While it looks like he's always having a blast, Jensen has been tasked with making some tough calls. With 11 years coaching World TeamTennis and eight years at Syracuse, he's more than well-equipped to handle anything tennis tennis can throw his way.
"We built our team around character, great competitive character, great people, people that don't need a lot of supervision," Jensen says. "They're pros. They understand how to prepare and what to do. They know how to deal with adversity."
Heading into this weekend's playoffs, Jensen's roster features Neal Skupski, Jack Sock, CoCo Vandeweghe and Nicole Melichar. Kim Clijsters is absent from their lineup. New York Empire is up against the No. 1 seeded Philadelphia Freedoms in the first semifinal on Saturday at 2 p.m., while No. 2 Orlando Storm will take on No. 3 Chicago Smash at 5 p.m.
As the only team to pull off a roster switch-up, New York's journey has been unusual. Just minutes before the trade deadline on Sunday night, Jensen gave up Sabine Lisicki and Kveta Peschke for San Diego's Vandeweghe and Melichar.
CoCo Vandeweghe and Nicole Melichar have beaten Philadelphia twice in women's doubles. (Ryan Loco)
With everyone in the same location for the entire season, it made for some awkwardness.
"It was an opportunity for us to kind of upgrade where we needed it most," Jensen says. "If Clijsters was healthy throughout the season I think we probably don't make that trade. We're really happy with the people we have, but looking at what Vandeweghe brings, with Melichar brings, those are Grand Slam champions that aren't afraid of anything."

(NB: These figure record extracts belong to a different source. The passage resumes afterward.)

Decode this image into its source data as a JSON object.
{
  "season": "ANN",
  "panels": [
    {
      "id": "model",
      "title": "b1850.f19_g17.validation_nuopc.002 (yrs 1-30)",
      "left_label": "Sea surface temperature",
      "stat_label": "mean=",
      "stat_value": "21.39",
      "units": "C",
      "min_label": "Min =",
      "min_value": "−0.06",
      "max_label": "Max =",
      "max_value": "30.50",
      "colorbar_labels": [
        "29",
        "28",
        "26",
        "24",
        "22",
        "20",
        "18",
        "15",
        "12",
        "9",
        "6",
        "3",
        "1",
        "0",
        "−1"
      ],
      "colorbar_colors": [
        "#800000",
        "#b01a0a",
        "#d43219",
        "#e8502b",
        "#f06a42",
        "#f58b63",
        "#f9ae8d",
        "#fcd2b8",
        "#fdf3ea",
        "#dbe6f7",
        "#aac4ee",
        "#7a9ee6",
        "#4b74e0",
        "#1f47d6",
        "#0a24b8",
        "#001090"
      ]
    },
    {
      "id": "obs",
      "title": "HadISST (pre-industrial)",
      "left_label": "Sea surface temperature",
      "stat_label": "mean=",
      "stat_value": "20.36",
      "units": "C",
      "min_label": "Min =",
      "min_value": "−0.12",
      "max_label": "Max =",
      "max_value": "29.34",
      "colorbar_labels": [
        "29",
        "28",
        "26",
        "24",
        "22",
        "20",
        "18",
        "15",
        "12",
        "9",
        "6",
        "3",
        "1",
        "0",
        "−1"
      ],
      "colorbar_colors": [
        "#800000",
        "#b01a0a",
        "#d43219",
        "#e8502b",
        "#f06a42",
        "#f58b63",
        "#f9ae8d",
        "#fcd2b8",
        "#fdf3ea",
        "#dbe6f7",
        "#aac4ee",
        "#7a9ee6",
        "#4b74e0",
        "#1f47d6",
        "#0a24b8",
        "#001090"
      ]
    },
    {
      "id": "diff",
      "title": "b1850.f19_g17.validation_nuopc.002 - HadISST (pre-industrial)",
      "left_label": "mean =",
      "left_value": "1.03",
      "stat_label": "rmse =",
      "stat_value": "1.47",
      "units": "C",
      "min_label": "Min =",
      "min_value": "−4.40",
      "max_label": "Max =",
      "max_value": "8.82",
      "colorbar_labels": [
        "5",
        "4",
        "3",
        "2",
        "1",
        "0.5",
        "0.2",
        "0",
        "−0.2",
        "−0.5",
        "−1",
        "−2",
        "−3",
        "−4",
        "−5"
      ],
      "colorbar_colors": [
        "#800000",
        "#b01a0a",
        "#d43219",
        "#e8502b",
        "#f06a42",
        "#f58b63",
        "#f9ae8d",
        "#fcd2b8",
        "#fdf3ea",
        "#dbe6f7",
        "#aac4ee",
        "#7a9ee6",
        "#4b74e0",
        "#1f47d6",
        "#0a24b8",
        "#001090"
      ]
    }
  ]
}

The switch meant that Peschke and Lisicki went from being in on their way to the playoffs to not in contention overnight. It wasn’t easy for them, but San Diego ended on a high note with an upset of Chicago on Thursday.
“We're just dinged up and now I look at what [San Diego] did against Philadelphia and Melichar and Vandeweghe just took it to them,” Jensen says. “When I saw that I thought this is a really good opportunity if we can make it happen.”
Melichar and Vandeweghe have been one of the best duos this summer, and on that pivotal Sunday with Jensen watching from the stands, they took out Sofia Kenin and Taylor Townsend, 5-3 with San Diego wining all three doubles sets over Philadelphia.
CoCo Vandeweghe is a former Top-10 singles player and 2018 US Open doubles champion. (Ryan Loco)
"To bring in Grand Slam champions is amazing for our team," Skupski says. "I don't personally know them but they've come into the team and they've adapted well. They're a great asset for us. I think we needed that to try to give a massive push towards making the playoffs."
San Diego was struggling to post wins, and Vandeweghe wasn’t seeing the court time she had envisioned. Getting traded gave her a huge second chance.
"I love playing singles. I wanted to play singles," Vandeweghe said. "And now I have the opportunity so I'm going to make the most of it. I played WTT before as a marquee player and I've played all three sets, so I'm very comfortable playing anywhere and everywhere."
The 28-year-old will play singles, mixed doubles and doubles on Saturday with Sock opening in doubles with Skupski and closing against Fritz in men's singles.
Kim Clijsters has spent a lot of time on the sideline alongside coach Luke Jensen. (Ryan Loco)
Vandeweghe capitalized on her chances with a 5-4 win over Kenin on Thursday night when New York and Philadelphia competed in the final regular season match. With Sock and Clijsters both benched, New York would lose 23-17. The rematch on Saturday should look a lot different.
Having Clijsters, a six-time singles and doubles Grand Slam champion and former No. 1, on the team has been a huge influence. She set the tone early by going undefeated in singles, but then injuries struck and she hasn’t played singles since July 18 or doubles since July 25. When New York managed to beat Philadelphia (a team that's lost just twice) it was with Clijsters playing both singles and mixed doubles.
The team’s been through a lot of ups and downs across the past three weeks, and one big driving factor keeping it all together is Jensen. He brings a blend of experience and exuberance to Team Awesome, and can't be missed with his booming voice and emphatic cheering—though he gets an assist from his niece Jensen, who could be the best cheerer in WTT history.
"We're going to bring every point with every mindset that we can that's positive," Jensen says. "I feel once we get into that semifinal match it's going to be just game on because all players understand it's the big money. It's the big pressure, and it's the big time."